14 agosto, 2013

Inés Fernandez Moreno (Argentina,1947) su nueva novela EL CIELO NO EXISTE




Marioneta(frag.)
Tiene fresco en los sentidos el restallido de un látigo, el polvo que levanta del suelo. Gira bruscamente en la cama y se desprende del sueño. Otro restallido:
es una ventana que golpea contra su marco en una mañana ventosa. Pero había otras imágenes, ¿enanos? La atmósfera de un circo, en todo caso, la estela sórdida
que dejan con su mezcla de monstruosidad y destreza.
Cala se ilumina de golpe, es la marioneta lo que la ha llevado a construir esas escenas dislocadas de trapecistas, enanos y domadores.
“Estos surcos que van de las comisuras de la boca hasta la barbilla”, dijo la doctora Spiller, “son los que le dan al rostro su expresión de amargura. Nosotros los
llamamos marioneta”. La palabra se hundió en su cerebro y se quedó perturbando el fondo pantanoso de sus obsesiones. “La barbilla se recorta sobre el maxilar”,
había abundado Spiller con sangre fría, “parece que se desprende del resto de la cara, como sucede con los muñecos de los ventrílocuos”.
Había llegado hasta aquella médica —especialista en tratamientos estéticos y dermocirugía— arrastrada por su amiga Gloria. Ya que estaba rodeada de los problemas de la vejez, decía, ella estaba obligada a mantenerse joven, e insistía con regalarle una parte del tratamiento.
“El ácido hialurónico inyectado tejido. Los surcos se atenúan notablemente, se suaviza
el gesto”. La operación no sólo sería física. También moral: la obligaría a hacer un acto contrario al ahorro, al miserable sentido común del que Cala está presa en
los últimos años. Un puro gesto de vanidad: porque era posible, sin cirugía, domesticar, o al menos planchar la amargura por dos mil quinientos pesos argentinos.
Cala salta de la cama. Se ducha y se viste. Se pone una capa de maquillaje claro sobre los surcos amargos y bajo las ojeras.
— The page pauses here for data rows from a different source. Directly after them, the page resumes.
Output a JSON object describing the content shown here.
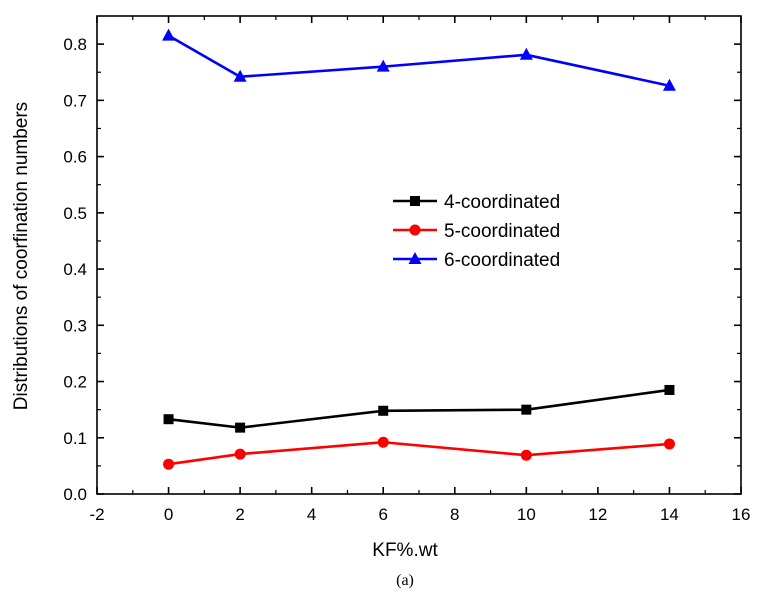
{
  "chart_data": {
    "type": "line",
    "title": "",
    "caption": "(a)",
    "xlabel": "KF%.wt",
    "ylabel": "Distributions of coorfination numbers",
    "xlim": [
      -2,
      16
    ],
    "ylim": [
      0.0,
      0.85
    ],
    "xticks": [
      -2,
      0,
      2,
      4,
      6,
      8,
      10,
      12,
      14,
      16
    ],
    "yticks": [
      0.0,
      0.1,
      0.2,
      0.3,
      0.4,
      0.5,
      0.6,
      0.7,
      0.8
    ],
    "xtick_labels": [
      "-2",
      "0",
      "2",
      "4",
      "6",
      "8",
      "10",
      "12",
      "14",
      "16"
    ],
    "ytick_labels": [
      "0.0",
      "0.1",
      "0.2",
      "0.3",
      "0.4",
      "0.5",
      "0.6",
      "0.7",
      "0.8"
    ],
    "grid": false,
    "legend_position": "center-right",
    "x": [
      0,
      2,
      6,
      10,
      14
    ],
    "series": [
      {
        "name": "4-coordinated",
        "values": [
          0.133,
          0.118,
          0.148,
          0.15,
          0.185
        ],
        "color": "#000000",
        "marker": "square"
      },
      {
        "name": "5-coordinated",
        "values": [
          0.053,
          0.071,
          0.092,
          0.069,
          0.089
        ],
        "color": "#ff0000",
        "marker": "circle"
      },
      {
        "name": "6-coordinated",
        "values": [
          0.815,
          0.742,
          0.76,
          0.781,
          0.726
        ],
        "color": "#0000ff",
        "marker": "triangle"
      }
    ]
  }
}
Es tarde y Martín la está esperando.
Camina apurada hacia la parada de Triunvirato y, antes de llegar, ve pasar con feroz indiferencia un 108 y un 176. Se perdió por segundos dos colectivos: ha caído en el agujero negro, un fenómeno curioso donde el tiempo de pronto parece quedar abolido y provoca una ruptura en el ritmo urbano. (“Es una zona ciega”, le había explicado Leo.) Todo movimiento de transporte se detiene. Pueden pasar entre veinte minutos a media hora y Pampa —remota a estas alturas del cinco mil y pico— olvida sus pretensiones de calle elegante y se transforma nuevamente en callecita de tierra, en mero pedazo de pampa, llanura pelada, donde sólo puede percibirse algún cartonero a lo lejos, la pick-up que pregona compra y venta de muebles viejos, algún vecino jubilado con su changuito, una paloma paseándose por el pavimento, un perro perdido o resignado: la ciudad se desdibuja y vuelve a su desolación primera. Entra jadeando a la estación Los Incas. Sufre la decepción de dos escaleras mecánicas que no funcionan, pero alcanza a subir a un tren cuando las puertas se están cerrando. Se acomoda entre la gente y consigue apoderarse de una manija justo cuando hace su entrada al vagón uno de los miserables más conspicuos del subte: la “cabeza”. Mira rápido hacia otro lado pero no puede evitar la visión de aquel trozo de ser que un hombre lleva en una silla de ruedas oxidada y que ofrece su mensaje desde el fondo abismal del asiento, sacando un bracito de talidomida que remata en una mano minúscula pero perfecta, en uno de cuyos dedos se ve relumbrar un anillo enorme de oro. Cala se concentra en el mapa del recorrido de la línea B que figura sobre una de las puertas. Sigue vigilante el progreso de las estaciones y el curioso contrapunto con el indicador electrónico que marcha en sentido inverso, como si avanzaran desde Alem hacia Los Incas y no de Los Incas hacia Alem. Supone, Cala, que en algún momento las dos trayectorias, la real y la ficticia, podrían cruzarse y hasta coincidir. Pero cuando se baja en Pueyrredón, según el indicador lo hace en Medrano.